Purbaya menyoroti ketersediaan dana daerah yang mencapai Rp195,2 triliun, sebuah angka yang menunjukkan kondisi keuangan daerah dalam posisi relatif sehat. Namun, menurutnya, angka tersebut harus diikuti dengan akselerasi eksekusi anggaran guna mendorong pertumbuhan ekonomi. Ia menegaskan bahwa pemerintah pusat akan terus memantau kondisi keuangan daerah secara bulanan untuk memastikan kinerja fiskal tetap optimal.

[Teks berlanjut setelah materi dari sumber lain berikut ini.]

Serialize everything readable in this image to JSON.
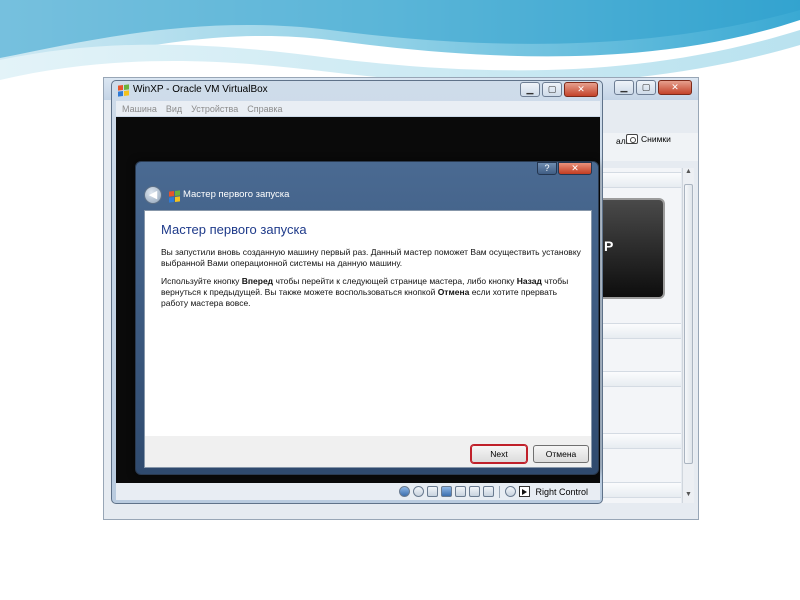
{
  "manager": {
    "toolbar_partial": "али",
    "snapshots_label": "Снимки",
    "preview_partial": "P"
  },
  "vm_window": {
    "title": "WinXP - Oracle VM VirtualBox",
    "menu": [
      "Машина",
      "Вид",
      "Устройства",
      "Справка"
    ],
    "status": {
      "host_key": "Right Control"
    }
  },
  "wizard": {
    "window_title": "Мастер первого запуска",
    "heading": "Мастер первого запуска",
    "paragraph1": "Вы запустили вновь созданную машину первый раз. Данный мастер поможет Вам осуществить установку выбранной Вами операционной системы на данную машину.",
    "p2_part1": "Используйте кнопку ",
    "p2_bold1": "Вперед",
    "p2_part2": " чтобы перейти к следующей странице мастера, либо кнопку ",
    "p2_bold2": "Назад",
    "p2_part3": " чтобы вернуться к предыдущей. Вы также можете воспользоваться кнопкой ",
    "p2_bold3": "Отмена",
    "p2_part4": " если хотите прервать работу мастера вовсе.",
    "next_label": "Next",
    "cancel_label": "Отмена"
  },
  "colors": {
    "heading": "#1e3a8a",
    "next_highlight": "#c0202a"
  }
}
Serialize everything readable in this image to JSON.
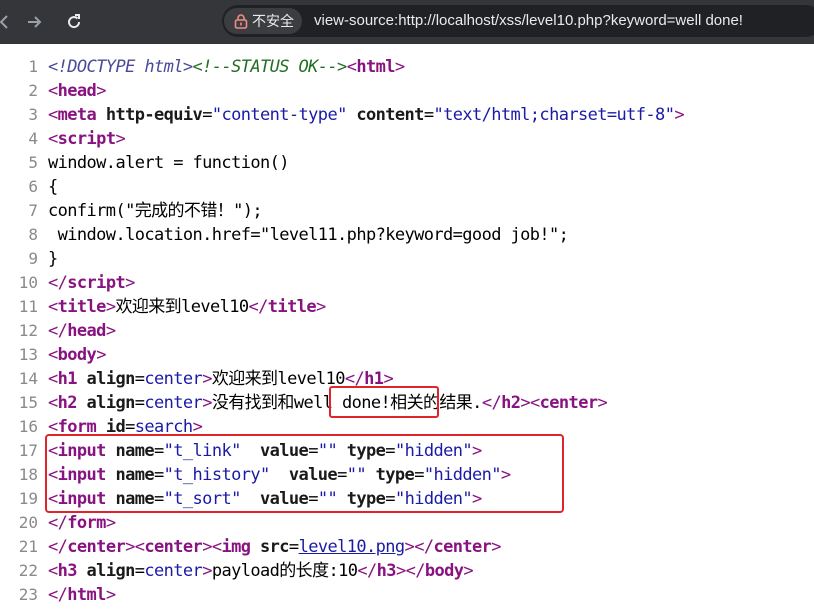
{
  "browser": {
    "security_label": "不安全",
    "url": "view-source:http://localhost/xss/level10.php?keyword=well done!"
  },
  "source_lines": [
    {
      "n": "1",
      "parts": [
        {
          "t": "<!DOCTYPE html>",
          "c": "dt"
        },
        {
          "t": "<!--STATUS OK-->",
          "c": "cmt"
        },
        {
          "t": "<",
          "c": "tag"
        },
        {
          "t": "html",
          "c": "tagname"
        },
        {
          "t": ">",
          "c": "tag"
        }
      ]
    },
    {
      "n": "2",
      "parts": [
        {
          "t": "<",
          "c": "tag"
        },
        {
          "t": "head",
          "c": "tagname"
        },
        {
          "t": ">",
          "c": "tag"
        }
      ]
    },
    {
      "n": "3",
      "parts": [
        {
          "t": "<",
          "c": "tag"
        },
        {
          "t": "meta ",
          "c": "tagname"
        },
        {
          "t": "http-equiv",
          "c": "attr"
        },
        {
          "t": "=",
          "c": ""
        },
        {
          "t": "\"content-type\"",
          "c": "val"
        },
        {
          "t": " content",
          "c": "attr"
        },
        {
          "t": "=",
          "c": ""
        },
        {
          "t": "\"text/html;charset=utf-8\"",
          "c": "val"
        },
        {
          "t": ">",
          "c": "tag"
        }
      ]
    },
    {
      "n": "4",
      "parts": [
        {
          "t": "<",
          "c": "tag"
        },
        {
          "t": "script",
          "c": "tagname"
        },
        {
          "t": ">",
          "c": "tag"
        }
      ]
    },
    {
      "n": "5",
      "parts": [
        {
          "t": "window.alert = function()",
          "c": ""
        }
      ]
    },
    {
      "n": "6",
      "parts": [
        {
          "t": "{",
          "c": ""
        }
      ]
    },
    {
      "n": "7",
      "parts": [
        {
          "t": "confirm(\"完成的不错！\");",
          "c": ""
        }
      ]
    },
    {
      "n": "8",
      "parts": [
        {
          "t": " window.location.href=\"level11.php?keyword=good job!\";",
          "c": ""
        }
      ]
    },
    {
      "n": "9",
      "parts": [
        {
          "t": "}",
          "c": ""
        }
      ]
    },
    {
      "n": "10",
      "parts": [
        {
          "t": "</",
          "c": "tag"
        },
        {
          "t": "script",
          "c": "tagname"
        },
        {
          "t": ">",
          "c": "tag"
        }
      ]
    },
    {
      "n": "11",
      "parts": [
        {
          "t": "<",
          "c": "tag"
        },
        {
          "t": "title",
          "c": "tagname"
        },
        {
          "t": ">",
          "c": "tag"
        },
        {
          "t": "欢迎来到level10",
          "c": ""
        },
        {
          "t": "</",
          "c": "tag"
        },
        {
          "t": "title",
          "c": "tagname"
        },
        {
          "t": ">",
          "c": "tag"
        }
      ]
    },
    {
      "n": "12",
      "parts": [
        {
          "t": "</",
          "c": "tag"
        },
        {
          "t": "head",
          "c": "tagname"
        },
        {
          "t": ">",
          "c": "tag"
        }
      ]
    },
    {
      "n": "13",
      "parts": [
        {
          "t": "<",
          "c": "tag"
        },
        {
          "t": "body",
          "c": "tagname"
        },
        {
          "t": ">",
          "c": "tag"
        }
      ]
    },
    {
      "n": "14",
      "parts": [
        {
          "t": "<",
          "c": "tag"
        },
        {
          "t": "h1 ",
          "c": "tagname"
        },
        {
          "t": "align",
          "c": "attr"
        },
        {
          "t": "=",
          "c": ""
        },
        {
          "t": "center",
          "c": "val"
        },
        {
          "t": ">",
          "c": "tag"
        },
        {
          "t": "欢迎来到level10",
          "c": ""
        },
        {
          "t": "</",
          "c": "tag"
        },
        {
          "t": "h1",
          "c": "tagname"
        },
        {
          "t": ">",
          "c": "tag"
        }
      ]
    },
    {
      "n": "15",
      "parts": [
        {
          "t": "<",
          "c": "tag"
        },
        {
          "t": "h2 ",
          "c": "tagname"
        },
        {
          "t": "align",
          "c": "attr"
        },
        {
          "t": "=",
          "c": ""
        },
        {
          "t": "center",
          "c": "val"
        },
        {
          "t": ">",
          "c": "tag"
        },
        {
          "t": "没有找到和well done!相关的结果.",
          "c": ""
        },
        {
          "t": "</",
          "c": "tag"
        },
        {
          "t": "h2",
          "c": "tagname"
        },
        {
          "t": ">",
          "c": "tag"
        },
        {
          "t": "<",
          "c": "tag"
        },
        {
          "t": "center",
          "c": "tagname"
        },
        {
          "t": ">",
          "c": "tag"
        }
      ]
    },
    {
      "n": "16",
      "parts": [
        {
          "t": "<",
          "c": "tag"
        },
        {
          "t": "form ",
          "c": "tagname"
        },
        {
          "t": "id",
          "c": "attr"
        },
        {
          "t": "=",
          "c": ""
        },
        {
          "t": "search",
          "c": "val"
        },
        {
          "t": ">",
          "c": "tag"
        }
      ]
    },
    {
      "n": "17",
      "parts": [
        {
          "t": "<",
          "c": "tag"
        },
        {
          "t": "input ",
          "c": "tagname"
        },
        {
          "t": "name",
          "c": "attr"
        },
        {
          "t": "=",
          "c": ""
        },
        {
          "t": "\"t_link\"",
          "c": "val"
        },
        {
          "t": "  value",
          "c": "attr"
        },
        {
          "t": "=",
          "c": ""
        },
        {
          "t": "\"\"",
          "c": "val"
        },
        {
          "t": " type",
          "c": "attr"
        },
        {
          "t": "=",
          "c": ""
        },
        {
          "t": "\"hidden\"",
          "c": "val"
        },
        {
          "t": ">",
          "c": "tag"
        }
      ]
    },
    {
      "n": "18",
      "parts": [
        {
          "t": "<",
          "c": "tag"
        },
        {
          "t": "input ",
          "c": "tagname"
        },
        {
          "t": "name",
          "c": "attr"
        },
        {
          "t": "=",
          "c": ""
        },
        {
          "t": "\"t_history\"",
          "c": "val"
        },
        {
          "t": "  value",
          "c": "attr"
        },
        {
          "t": "=",
          "c": ""
        },
        {
          "t": "\"\"",
          "c": "val"
        },
        {
          "t": " type",
          "c": "attr"
        },
        {
          "t": "=",
          "c": ""
        },
        {
          "t": "\"hidden\"",
          "c": "val"
        },
        {
          "t": ">",
          "c": "tag"
        }
      ]
    },
    {
      "n": "19",
      "parts": [
        {
          "t": "<",
          "c": "tag"
        },
        {
          "t": "input ",
          "c": "tagname"
        },
        {
          "t": "name",
          "c": "attr"
        },
        {
          "t": "=",
          "c": ""
        },
        {
          "t": "\"t_sort\"",
          "c": "val"
        },
        {
          "t": "  value",
          "c": "attr"
        },
        {
          "t": "=",
          "c": ""
        },
        {
          "t": "\"\"",
          "c": "val"
        },
        {
          "t": " type",
          "c": "attr"
        },
        {
          "t": "=",
          "c": ""
        },
        {
          "t": "\"hidden\"",
          "c": "val"
        },
        {
          "t": ">",
          "c": "tag"
        }
      ]
    },
    {
      "n": "20",
      "parts": [
        {
          "t": "</",
          "c": "tag"
        },
        {
          "t": "form",
          "c": "tagname"
        },
        {
          "t": ">",
          "c": "tag"
        }
      ]
    },
    {
      "n": "21",
      "parts": [
        {
          "t": "</",
          "c": "tag"
        },
        {
          "t": "center",
          "c": "tagname"
        },
        {
          "t": ">",
          "c": "tag"
        },
        {
          "t": "<",
          "c": "tag"
        },
        {
          "t": "center",
          "c": "tagname"
        },
        {
          "t": ">",
          "c": "tag"
        },
        {
          "t": "<",
          "c": "tag"
        },
        {
          "t": "img ",
          "c": "tagname"
        },
        {
          "t": "src",
          "c": "attr"
        },
        {
          "t": "=",
          "c": ""
        },
        {
          "t": "level10.png",
          "c": "link"
        },
        {
          "t": ">",
          "c": "tag"
        },
        {
          "t": "</",
          "c": "tag"
        },
        {
          "t": "center",
          "c": "tagname"
        },
        {
          "t": ">",
          "c": "tag"
        }
      ]
    },
    {
      "n": "22",
      "parts": [
        {
          "t": "<",
          "c": "tag"
        },
        {
          "t": "h3 ",
          "c": "tagname"
        },
        {
          "t": "align",
          "c": "attr"
        },
        {
          "t": "=",
          "c": ""
        },
        {
          "t": "center",
          "c": "val"
        },
        {
          "t": ">",
          "c": "tag"
        },
        {
          "t": "payload的长度:10",
          "c": ""
        },
        {
          "t": "</",
          "c": "tag"
        },
        {
          "t": "h3",
          "c": "tagname"
        },
        {
          "t": ">",
          "c": "tag"
        },
        {
          "t": "</",
          "c": "tag"
        },
        {
          "t": "body",
          "c": "tagname"
        },
        {
          "t": ">",
          "c": "tag"
        }
      ]
    },
    {
      "n": "23",
      "parts": [
        {
          "t": "</",
          "c": "tag"
        },
        {
          "t": "html",
          "c": "tagname"
        },
        {
          "t": ">",
          "c": "tag"
        }
      ]
    }
  ],
  "colors": {
    "highlight": "#e0242b",
    "toolbar": "#35363a"
  }
}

Dalam kesempatan yang sama, Purbaya menyampaikan bahwa alokasi transfer ke daerah (TKD) pada tahun depan mengalami kenaikan signifikan, mencapai Rp42 triliun atau 6,06% dari pagu awal 2026. Total belanja pusat yang dinikmati daerah diperkirakan mencapai Rp1.445 triliun pada 2027, naik dari Rp1.300 triliun pada tahun sebelumnya. Peningkatan ini terjadi meskipun pada tahun lalu terjadi pengurangan TKD sebesar Rp200 triliun.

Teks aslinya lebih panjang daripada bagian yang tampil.